The program’s structure shifts the consequences of building and living in flood-prone areas away from the people making those choices and onto taxpayers nationwide. When insurance prices are held below what risk would justify, the signal that normally discourages dangerous or imprudent development is muted. The predictable result is more construction, more rebuilding, and more repeated claims in places where flooding is not a remote possibility but an expected hazard.
A market-based approach would treat flood exposure the way other major risks are handled: through pricing, underwriting, and incentives that reward mitigation. Homeowners who choose high-risk locations—especially affluent property owners—should be able to purchase coverage that reflects their actual risk or decide to self-insure, elevate structures, relocate, or take other steps that reduce potential losses. When the cost of risk is visible and borne by the decision-maker, fewer resources are wasted and communities can adapt more realistically to changing conditions.
Ending the NFIP would also restore a clearer division between legitimate disaster relief and ongoing, pre-arranged subsidies.

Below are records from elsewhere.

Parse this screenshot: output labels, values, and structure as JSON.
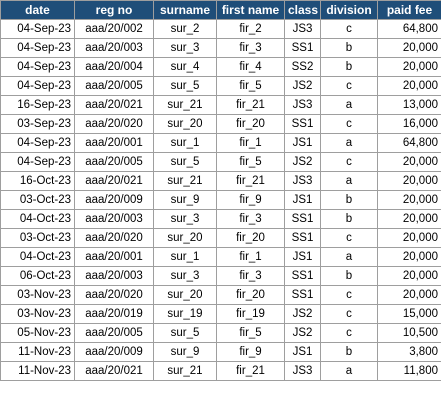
{
  "table": {
    "headers": [
      "date",
      "reg no",
      "surname",
      "first name",
      "class",
      "division",
      "paid fee"
    ],
    "rows": [
      [
        "04-Sep-23",
        "aaa/20/002",
        "sur_2",
        "fir_2",
        "JS3",
        "c",
        "64,800"
      ],
      [
        "04-Sep-23",
        "aaa/20/003",
        "sur_3",
        "fir_3",
        "SS1",
        "b",
        "20,000"
      ],
      [
        "04-Sep-23",
        "aaa/20/004",
        "sur_4",
        "fir_4",
        "SS2",
        "b",
        "20,000"
      ],
      [
        "04-Sep-23",
        "aaa/20/005",
        "sur_5",
        "fir_5",
        "JS2",
        "c",
        "20,000"
      ],
      [
        "16-Sep-23",
        "aaa/20/021",
        "sur_21",
        "fir_21",
        "JS3",
        "a",
        "13,000"
      ],
      [
        "03-Sep-23",
        "aaa/20/020",
        "sur_20",
        "fir_20",
        "SS1",
        "c",
        "16,000"
      ],
      [
        "04-Sep-23",
        "aaa/20/001",
        "sur_1",
        "fir_1",
        "JS1",
        "a",
        "64,800"
      ],
      [
        "04-Sep-23",
        "aaa/20/005",
        "sur_5",
        "fir_5",
        "JS2",
        "c",
        "20,000"
      ],
      [
        "16-Oct-23",
        "aaa/20/021",
        "sur_21",
        "fir_21",
        "JS3",
        "a",
        "20,000"
      ],
      [
        "03-Oct-23",
        "aaa/20/009",
        "sur_9",
        "fir_9",
        "JS1",
        "b",
        "20,000"
      ],
      [
        "04-Oct-23",
        "aaa/20/003",
        "sur_3",
        "fir_3",
        "SS1",
        "b",
        "20,000"
      ],
      [
        "03-Oct-23",
        "aaa/20/020",
        "sur_20",
        "fir_20",
        "SS1",
        "c",
        "20,000"
      ],
      [
        "04-Oct-23",
        "aaa/20/001",
        "sur_1",
        "fir_1",
        "JS1",
        "a",
        "20,000"
      ],
      [
        "06-Oct-23",
        "aaa/20/003",
        "sur_3",
        "fir_3",
        "SS1",
        "b",
        "20,000"
      ],
      [
        "03-Nov-23",
        "aaa/20/020",
        "sur_20",
        "fir_20",
        "SS1",
        "c",
        "20,000"
      ],
      [
        "03-Nov-23",
        "aaa/20/019",
        "sur_19",
        "fir_19",
        "JS2",
        "c",
        "15,000"
      ],
      [
        "05-Nov-23",
        "aaa/20/005",
        "sur_5",
        "fir_5",
        "JS2",
        "c",
        "10,500"
      ],
      [
        "11-Nov-23",
        "aaa/20/009",
        "sur_9",
        "fir_9",
        "JS1",
        "b",
        "3,800"
      ],
      [
        "11-Nov-23",
        "aaa/20/021",
        "sur_21",
        "fir_21",
        "JS3",
        "a",
        "11,800"
      ]
    ]
  }
}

Emergency assistance after severe events can be debated and targeted openly. But standing federal insurance that repeatedly covers foreseeable, location-specific damage functions as a long-term transfer payment, not a neutral public service. It encourages rebuilding in the same vulnerable spots rather than supporting resilience and smarter land use.
A phase-out of the NFIP would let private insurers and reinsurers step in where coverage is viable, while pushing states and localities to reconsider zoning and building decisions that amplify risk. In a freer system, people would still be able to live near coasts, rivers, and floodplains—but they would do so with prices and policies that reflect reality rather than federal guarantees. The practical and fair course is to end the National Flood Insurance Program and allow insurance markets, property owners, and local governments to manage flood risk without a permanent national subsidy.